Sometime in the nineties, a television programme was made. A teenager myself at the time of its broadcast, I cannot forget the unbearably poignant image of Kenny on a hillside in Sonamarg, spelling out her name in large, white stones. What pain, what bravery, what faith. Older now, I still cannot begin to imagine what it must have cost him to leave that place again, without his girl.
And then, the realisation that he was losing his sight. Oh, I remember thinking, how awful if he goes blind before Alison comes back. Then all his assertions that he would see her again will come to nothing. I thought.
Their story had become such a part of Highland and Island consciousness. Now and again, a wee ripple, a rumour that she had been found. These always came to nothing, though. Kenny and his wife, Reta, were always left empty-handed. Everyone willed the story to end happily, for Alison to just turn up – perhaps married, a mother; but just to turn up and give him peace.
As I say, I never met him, but you didn’t actually feel that he lacked peace, as such. Every interview I ever saw or read just showed me again how much faith it was possible for one person to have. And how much love, as a father. He remained convinced that his daughter was alive and, in one of the truest examples of what fatherhood surely ought to be, he never stopped trying to reach her.
I remember that documentary and thinking how incredible it would be if Alison should actually find those stones spelling out her name across the hillside. After nearly twenty years of separation, to know that her father still remembered, and was still looking for her, would surely mean everything.
We cannot know why God permitted any of this: Alison’s disappearance, the long years without answers, or – perhaps most difficult of all – Kenny’s relentless conviction that she was still alive. There were certainly times when it seemed awfully cruel that a man of faith should believe in something he did not see fulfilled.
Of course, other men of faith, even more famous than Kenny MacDonald, have walked that path before. Moses, despite all that he did in faithfully leading the children of Israel, did not himself enter the promised land. He believed in it, he strove for it, and he inspired others to believe in it also but, at the last, he was not to experience it for himself.
Who would say that Moses’ faith was in vain, though? It was because of his faith that so many others would enter the land of promise; it was his steadfast following of God that had enabled him to lead them out of danger so many times.
And Kenny’s faith teaches me something as well. His unswerving belief, and his love for his Lord enabled him to serve Christ while never letting down the burden of fatherhood laid upon him. What we all marvelled at was his devotion; the devotion to his family, to Alison, was part of his devotion to the God who had set him free. For him, I think, it was simple, though it cannot ever have been easy.
God doesn’t promise ease to His people here in this vale of tears.
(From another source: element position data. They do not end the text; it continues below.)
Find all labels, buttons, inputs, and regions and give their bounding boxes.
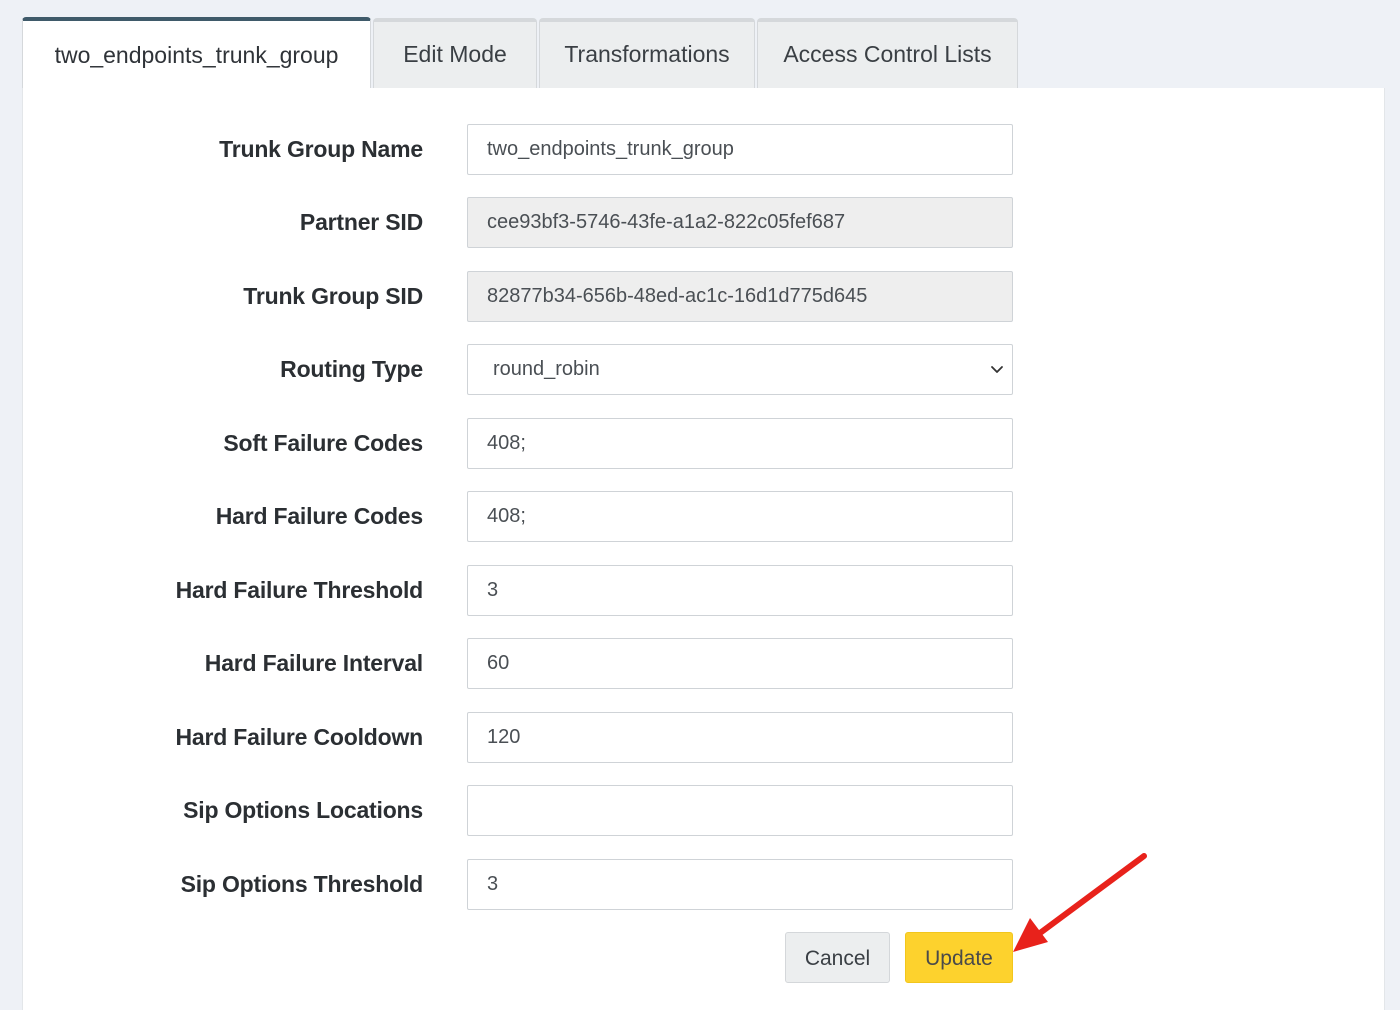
cancel-button[interactable]: Cancel (785, 932, 890, 983)
hard-failure-cooldown-input[interactable] (467, 712, 1013, 763)
hard-failure-interval-input[interactable] (467, 638, 1013, 689)
tab-trunk-group[interactable]: two_endpoints_trunk_group (22, 17, 371, 89)
routing-type-row: Routing Type round_robin (23, 344, 1384, 395)
routing-type-label: Routing Type (280, 356, 423, 382)
sip-options-locations-label: Sip Options Locations (183, 797, 423, 823)
hard-failure-cooldown-row: Hard Failure Cooldown (23, 712, 1384, 763)
sip-options-threshold-label: Sip Options Threshold (180, 871, 424, 897)
trunk-group-edit-page: two_endpoints_trunk_group Edit Mode Tran… (0, 0, 1400, 1010)
trunk-group-sid-row: Trunk Group SID (23, 271, 1384, 322)
hard-failure-codes-input[interactable] (467, 491, 1013, 542)
sip-options-threshold-row: Sip Options Threshold (23, 859, 1384, 910)
trunk-group-sid-input (467, 271, 1013, 322)
hard-failure-interval-row: Hard Failure Interval (23, 638, 1384, 689)
sip-options-threshold-input[interactable] (467, 859, 1013, 910)
hard-failure-interval-label: Hard Failure Interval (204, 650, 423, 676)
chevron-down-icon (991, 366, 1003, 373)
routing-type-selected-value: round_robin (493, 358, 600, 380)
trunk-group-sid-label: Trunk Group SID (243, 283, 423, 309)
tab-edit-mode[interactable]: Edit Mode (373, 18, 537, 89)
hard-failure-codes-label: Hard Failure Codes (215, 503, 423, 529)
partner-sid-input (467, 197, 1013, 248)
hard-failure-threshold-row: Hard Failure Threshold (23, 565, 1384, 616)
hard-failure-cooldown-label: Hard Failure Cooldown (175, 724, 423, 750)
hard-failure-codes-row: Hard Failure Codes (23, 491, 1384, 542)
soft-failure-codes-row: Soft Failure Codes (23, 418, 1384, 469)
partner-sid-label: Partner SID (299, 209, 423, 235)
routing-type-select[interactable]: round_robin (467, 344, 1013, 395)
trunk-group-name-input[interactable] (467, 124, 1013, 175)
trunk-group-name-label: Trunk Group Name (219, 136, 423, 162)
sip-options-locations-row: Sip Options Locations (23, 785, 1384, 836)
soft-failure-codes-label: Soft Failure Codes (223, 430, 423, 456)
update-button[interactable]: Update (905, 932, 1013, 983)
hard-failure-threshold-input[interactable] (467, 565, 1013, 616)
form-panel: Trunk Group Name Partner SID Trunk Group… (22, 88, 1385, 1010)
tab-transformations[interactable]: Transformations (539, 18, 755, 89)
sip-options-locations-input[interactable] (467, 785, 1013, 836)
trunk-group-name-row: Trunk Group Name (23, 124, 1384, 175)
partner-sid-row: Partner SID (23, 197, 1384, 248)
soft-failure-codes-input[interactable] (467, 418, 1013, 469)
hard-failure-threshold-label: Hard Failure Threshold (175, 577, 424, 603)
tab-bar: two_endpoints_trunk_group Edit Mode Tran… (22, 17, 1020, 89)
tab-access-control-lists[interactable]: Access Control Lists (757, 18, 1018, 89)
But He does promise an eternity that cannot be described.
Moses reappears in the New Testament, in Matthew 17, standing upon the mount of Transfiguration. Many Biblical scholars say that this mountain was likely to have been in the Promised Land. If so, then Moses did finally stand there, though not in the way he may have thought.
God’s ways and plans are not ours. That much is beyond debate. His timescales are not ours either.
Though Kenny MacDonald has gone to be with his Lord, our hopes that Alison will be restored to her family do not dim.
And because Kenny has gone to be with her Lord, we are certain he will enjoy that reunion with Alison he so desired to see. But it will be much more perfect than the one we all imagined.